シャープペンシル〜私の真ん中に先生〜
駅前から少し路地を入ると、静かな街並みに変わり、川沿いの坂道をゆっくりと歩いていく。
「あの…どこに行くんですか?」
「ん?俺が昔よく遊んでた公園。ゆっくり話するにはそこがいいかと思って。」
そう先生が言うもんだから、どこにでもある公園をイメージしてた。
「これ…本当に公園ですか…?」
「俺も最初はそう思ったよ。」
驚きながら中に入ると、まるで迷路のように階段があちらこちらにあり、辺りは植物園のように緑いっぱいだった。
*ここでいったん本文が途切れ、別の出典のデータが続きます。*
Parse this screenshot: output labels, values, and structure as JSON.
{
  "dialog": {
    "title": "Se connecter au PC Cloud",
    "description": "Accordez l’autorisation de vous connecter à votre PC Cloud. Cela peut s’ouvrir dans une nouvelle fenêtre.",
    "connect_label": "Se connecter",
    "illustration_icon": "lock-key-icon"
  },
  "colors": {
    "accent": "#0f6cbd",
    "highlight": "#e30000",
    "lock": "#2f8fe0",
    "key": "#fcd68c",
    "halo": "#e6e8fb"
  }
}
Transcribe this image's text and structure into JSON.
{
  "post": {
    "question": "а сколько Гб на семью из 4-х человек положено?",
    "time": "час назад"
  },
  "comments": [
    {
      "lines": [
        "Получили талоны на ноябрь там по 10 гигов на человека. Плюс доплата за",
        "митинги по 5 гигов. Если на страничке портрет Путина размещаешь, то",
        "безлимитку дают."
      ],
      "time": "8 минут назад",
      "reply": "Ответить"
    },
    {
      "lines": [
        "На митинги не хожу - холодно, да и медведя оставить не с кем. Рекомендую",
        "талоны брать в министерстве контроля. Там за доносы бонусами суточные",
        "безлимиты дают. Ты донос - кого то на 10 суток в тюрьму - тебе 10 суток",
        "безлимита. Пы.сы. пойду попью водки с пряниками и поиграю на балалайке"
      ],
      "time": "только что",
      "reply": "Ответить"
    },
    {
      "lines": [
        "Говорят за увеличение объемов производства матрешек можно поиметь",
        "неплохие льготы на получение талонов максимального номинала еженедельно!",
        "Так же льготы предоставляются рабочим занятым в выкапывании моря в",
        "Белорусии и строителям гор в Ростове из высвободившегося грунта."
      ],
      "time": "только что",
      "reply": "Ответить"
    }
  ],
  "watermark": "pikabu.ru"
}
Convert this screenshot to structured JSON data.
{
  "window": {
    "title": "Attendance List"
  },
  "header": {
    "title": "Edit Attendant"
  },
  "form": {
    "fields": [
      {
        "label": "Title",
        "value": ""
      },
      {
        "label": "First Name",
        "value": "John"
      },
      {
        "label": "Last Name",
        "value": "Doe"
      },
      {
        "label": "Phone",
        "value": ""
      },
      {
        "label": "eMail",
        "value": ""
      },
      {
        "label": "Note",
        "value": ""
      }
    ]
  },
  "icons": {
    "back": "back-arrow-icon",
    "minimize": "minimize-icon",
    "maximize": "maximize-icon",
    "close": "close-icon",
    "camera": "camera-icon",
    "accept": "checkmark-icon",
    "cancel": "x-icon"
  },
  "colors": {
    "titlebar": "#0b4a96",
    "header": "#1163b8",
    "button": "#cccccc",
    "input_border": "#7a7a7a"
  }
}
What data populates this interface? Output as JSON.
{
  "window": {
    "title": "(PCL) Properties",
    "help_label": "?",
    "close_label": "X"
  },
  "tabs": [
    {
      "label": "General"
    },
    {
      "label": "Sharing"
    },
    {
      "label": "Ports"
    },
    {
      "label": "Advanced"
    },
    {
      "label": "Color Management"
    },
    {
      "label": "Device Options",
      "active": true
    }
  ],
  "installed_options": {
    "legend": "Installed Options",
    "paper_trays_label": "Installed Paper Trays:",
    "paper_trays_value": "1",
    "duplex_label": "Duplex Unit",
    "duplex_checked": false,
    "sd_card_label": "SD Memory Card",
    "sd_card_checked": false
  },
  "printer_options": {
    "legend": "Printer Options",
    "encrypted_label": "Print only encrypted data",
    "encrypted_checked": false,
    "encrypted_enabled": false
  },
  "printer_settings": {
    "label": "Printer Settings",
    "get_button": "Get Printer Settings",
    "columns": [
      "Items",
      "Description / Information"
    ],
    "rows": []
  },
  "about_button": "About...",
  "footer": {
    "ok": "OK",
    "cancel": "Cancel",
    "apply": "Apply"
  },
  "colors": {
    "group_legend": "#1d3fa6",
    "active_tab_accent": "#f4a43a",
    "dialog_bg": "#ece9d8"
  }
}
ひたすら階段を登り続け、頂上に到着すると、私はベンチに座り込んだ。
「軽く登山した気分なんですけど……。」
「俺より若いくせに何を言ってるの、これぐらい。それより、これ見てごらん?」
息を整えながら先生が指差す方を見ると、あたしは目を見開いた。
「……すごい…。」
「苦労して登ってきた甲斐があったでしょ?」
そこにはさっきまで私たちがいた街全体が見えていた。
天気が良いことも手伝って、ずっと遠くまで街が見え、青空と合わさって最高な景色になっていた。
あたしはこの景色の感動と、先生と見れたことの嬉しさで、しばらく喋れなかった。